Para mí es un día emborronado de tristeza en el calendario. Nunca olvidaré aquel dolor, que jamás he vuelto a sentir desde entonces, esa amargura, esa indefensión... Porque aquel 7 de noviembre de 1995 perdimos a José Antonio.
José Antonio Rodríguez Bej
erano (apellido que siempre confundían con
Bejarano) llegó un día a Sanlúcar, a visitar a aquellos novicios salesianos, y mi vida no ha vuelto a ser la misma. Recuerdo cómo nos habló de Togo, de la misión, de Don Bosco...
Me marcó en misionero. La onda expansiva que sus palabras y sus
diapositivas produjeron en mis ojos jóvenes sigue vibrando hasta hoy, 22 años después.
Algo más tarde, en mis veranos en África, pude intimar más. Tuve el privilegio de patear con él Kara y sus alrededores, pero sobre todo conocí al
père Antonio en su trato con los jóvenes. Recién llegado a Togo, había ido a buscar a los chavales del mercado, muchachos miserables, venidos de los pueblos, que sobrevivían como podían descargando sacos o robando aquí y allá.
Se quedó muchas noches a dormir con ellos y como ellos, al raso, para ganarse su confianza. A partir de ahí, desbordante de carisma misionero, Antonio creó un auténtico imperio salesiano de servicio a los jóvenes más pobres.
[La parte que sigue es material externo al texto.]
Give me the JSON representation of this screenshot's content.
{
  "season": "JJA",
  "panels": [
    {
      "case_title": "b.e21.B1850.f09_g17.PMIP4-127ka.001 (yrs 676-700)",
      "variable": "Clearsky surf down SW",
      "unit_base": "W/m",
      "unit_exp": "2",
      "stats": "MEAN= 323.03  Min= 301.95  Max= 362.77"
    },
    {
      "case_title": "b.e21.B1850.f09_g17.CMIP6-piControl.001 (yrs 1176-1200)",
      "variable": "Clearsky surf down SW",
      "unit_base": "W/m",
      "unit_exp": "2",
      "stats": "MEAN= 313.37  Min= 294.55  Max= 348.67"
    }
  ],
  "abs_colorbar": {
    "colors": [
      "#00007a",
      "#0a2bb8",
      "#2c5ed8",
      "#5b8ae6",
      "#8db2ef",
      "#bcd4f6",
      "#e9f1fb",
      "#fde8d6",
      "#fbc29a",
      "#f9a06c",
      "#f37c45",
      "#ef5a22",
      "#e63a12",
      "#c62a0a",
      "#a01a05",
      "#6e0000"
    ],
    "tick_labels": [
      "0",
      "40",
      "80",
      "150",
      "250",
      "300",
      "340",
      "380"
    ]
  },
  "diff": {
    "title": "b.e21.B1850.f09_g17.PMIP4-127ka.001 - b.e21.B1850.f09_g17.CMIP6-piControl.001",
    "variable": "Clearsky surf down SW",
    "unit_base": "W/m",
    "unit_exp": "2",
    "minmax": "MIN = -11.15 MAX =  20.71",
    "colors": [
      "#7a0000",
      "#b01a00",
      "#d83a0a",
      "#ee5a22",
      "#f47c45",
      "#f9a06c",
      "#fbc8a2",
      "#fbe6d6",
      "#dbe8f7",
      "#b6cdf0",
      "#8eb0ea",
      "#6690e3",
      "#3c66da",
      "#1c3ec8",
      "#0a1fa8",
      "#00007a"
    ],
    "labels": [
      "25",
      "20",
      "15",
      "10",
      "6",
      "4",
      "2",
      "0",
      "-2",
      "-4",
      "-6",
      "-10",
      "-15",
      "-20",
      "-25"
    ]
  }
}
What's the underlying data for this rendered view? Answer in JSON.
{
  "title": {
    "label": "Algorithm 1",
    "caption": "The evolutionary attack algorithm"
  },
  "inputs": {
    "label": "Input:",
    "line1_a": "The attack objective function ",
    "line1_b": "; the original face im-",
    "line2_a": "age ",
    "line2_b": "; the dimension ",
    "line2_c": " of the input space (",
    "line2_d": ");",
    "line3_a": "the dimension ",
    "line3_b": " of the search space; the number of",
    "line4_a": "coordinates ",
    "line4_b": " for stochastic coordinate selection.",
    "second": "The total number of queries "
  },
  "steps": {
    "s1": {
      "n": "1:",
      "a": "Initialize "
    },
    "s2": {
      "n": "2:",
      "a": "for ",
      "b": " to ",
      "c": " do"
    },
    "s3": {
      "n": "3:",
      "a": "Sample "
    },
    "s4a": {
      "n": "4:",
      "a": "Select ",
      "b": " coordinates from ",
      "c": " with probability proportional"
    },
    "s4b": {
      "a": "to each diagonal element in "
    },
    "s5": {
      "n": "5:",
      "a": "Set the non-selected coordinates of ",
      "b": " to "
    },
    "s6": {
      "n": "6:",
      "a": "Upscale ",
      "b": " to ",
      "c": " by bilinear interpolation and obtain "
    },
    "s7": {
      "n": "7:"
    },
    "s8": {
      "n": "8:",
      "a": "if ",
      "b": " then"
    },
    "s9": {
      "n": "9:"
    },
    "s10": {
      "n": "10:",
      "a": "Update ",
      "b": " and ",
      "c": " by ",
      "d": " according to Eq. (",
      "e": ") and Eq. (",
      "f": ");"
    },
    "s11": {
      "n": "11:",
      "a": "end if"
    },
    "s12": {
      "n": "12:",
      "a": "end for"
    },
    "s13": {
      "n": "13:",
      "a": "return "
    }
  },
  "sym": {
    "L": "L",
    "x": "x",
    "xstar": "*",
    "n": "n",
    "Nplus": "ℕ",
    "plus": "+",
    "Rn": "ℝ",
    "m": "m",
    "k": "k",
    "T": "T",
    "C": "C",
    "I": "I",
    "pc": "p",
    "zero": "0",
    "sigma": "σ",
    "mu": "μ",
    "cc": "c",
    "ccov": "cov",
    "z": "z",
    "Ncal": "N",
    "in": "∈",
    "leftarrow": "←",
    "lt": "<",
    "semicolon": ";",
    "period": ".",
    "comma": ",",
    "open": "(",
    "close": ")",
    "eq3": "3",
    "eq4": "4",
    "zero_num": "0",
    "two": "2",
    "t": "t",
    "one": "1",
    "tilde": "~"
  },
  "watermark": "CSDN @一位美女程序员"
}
La experiencia de Don Bosco de Kara me entusiasmó. Antonio era el alma de aquello, el
loco que imaginaba, buscaba financiaciones, batallaba, movilizaba, trabajaba por encima de sus fuerzas. Era impresionante cómo cada chaval creía que era su favorito; yo mismo
me sentí siempre querido por él de manera singular. Recuerdo que, cuando me presentaba, decía:
"éste es César, un salesiano de aquí que tenemos estudiando en España hasta que sea cura y regrese a casa". Jajaja, qué genio.
Era un hombre de gran libertad, que esquivaba las estructuras inventando caminos nuevos y originales. Estaba convencido de que
hay que estar cambiando siempre para responder a las necesidades de los jóvenes, de cada persona en particular. Fue un fundador de casas y misiones, pero decía que, pasado un tiempo prudencial, hay que saber retirarse para evitar que las cosas acaben dependiendo de alguien concreto, por muy excepcional que sea.
Como se pasaba habitualmente de la raya y no sabía descansar, eso le minó la salud. El paludismo traicionero le atacó a los riñones y,
después de varios avisos, lo repatriaron a finales de aquel mes de octubre. Desde su ingreso en el Virgen del Rocío de Sevilla, los médicos dijeron que no había nada que hacer, su hígado estaba envenenado y deshecho. Apenas tenía 41 años.Todos los días, cuando salía de la facultad de química, cruzaba la avenida de la Palmera y me pasaba por el hospital a escuchar noticias cada vez más oscuras. No quise verlo, pensé que prefería recordarlo tal como era, y no postrado e inconsciente. Hasta que aquel 7 de noviembre, al llegar, no vi a nadie; nervioso, sin paciencia para esperar al C-4, cogí un taxi que me acercaba a lo que temía y sabía.
Llevaron a Kara un mechón de sus cabellos y una uña para que allí sus jóvenes celebraran su entierro, y bailaron junto a una hoguera cantando un estribillo que pedía a Dios que
"el fuego que prendió el corazón del padre Antonio, prenda para siempre en nuestros corazones". Con su instinto educador, era capaz de ver en el joven lo que aún no es pero puede llegar a ser.
Él siempre creyó en mí. Me dijo una vez que
el misionero tiene que estar dispuesto a que Dios le apee de la burra. Hoy lloro con algunos costalazos
menuos en mi curriculum, pero me dispongo a honrar su memoria sintiendo algo de su pasión y pretendiendo un reflejo de su entrega. Sé que estará orgulloso, lo noto en el cosquilleo de esta llamita que me enciende el corazón.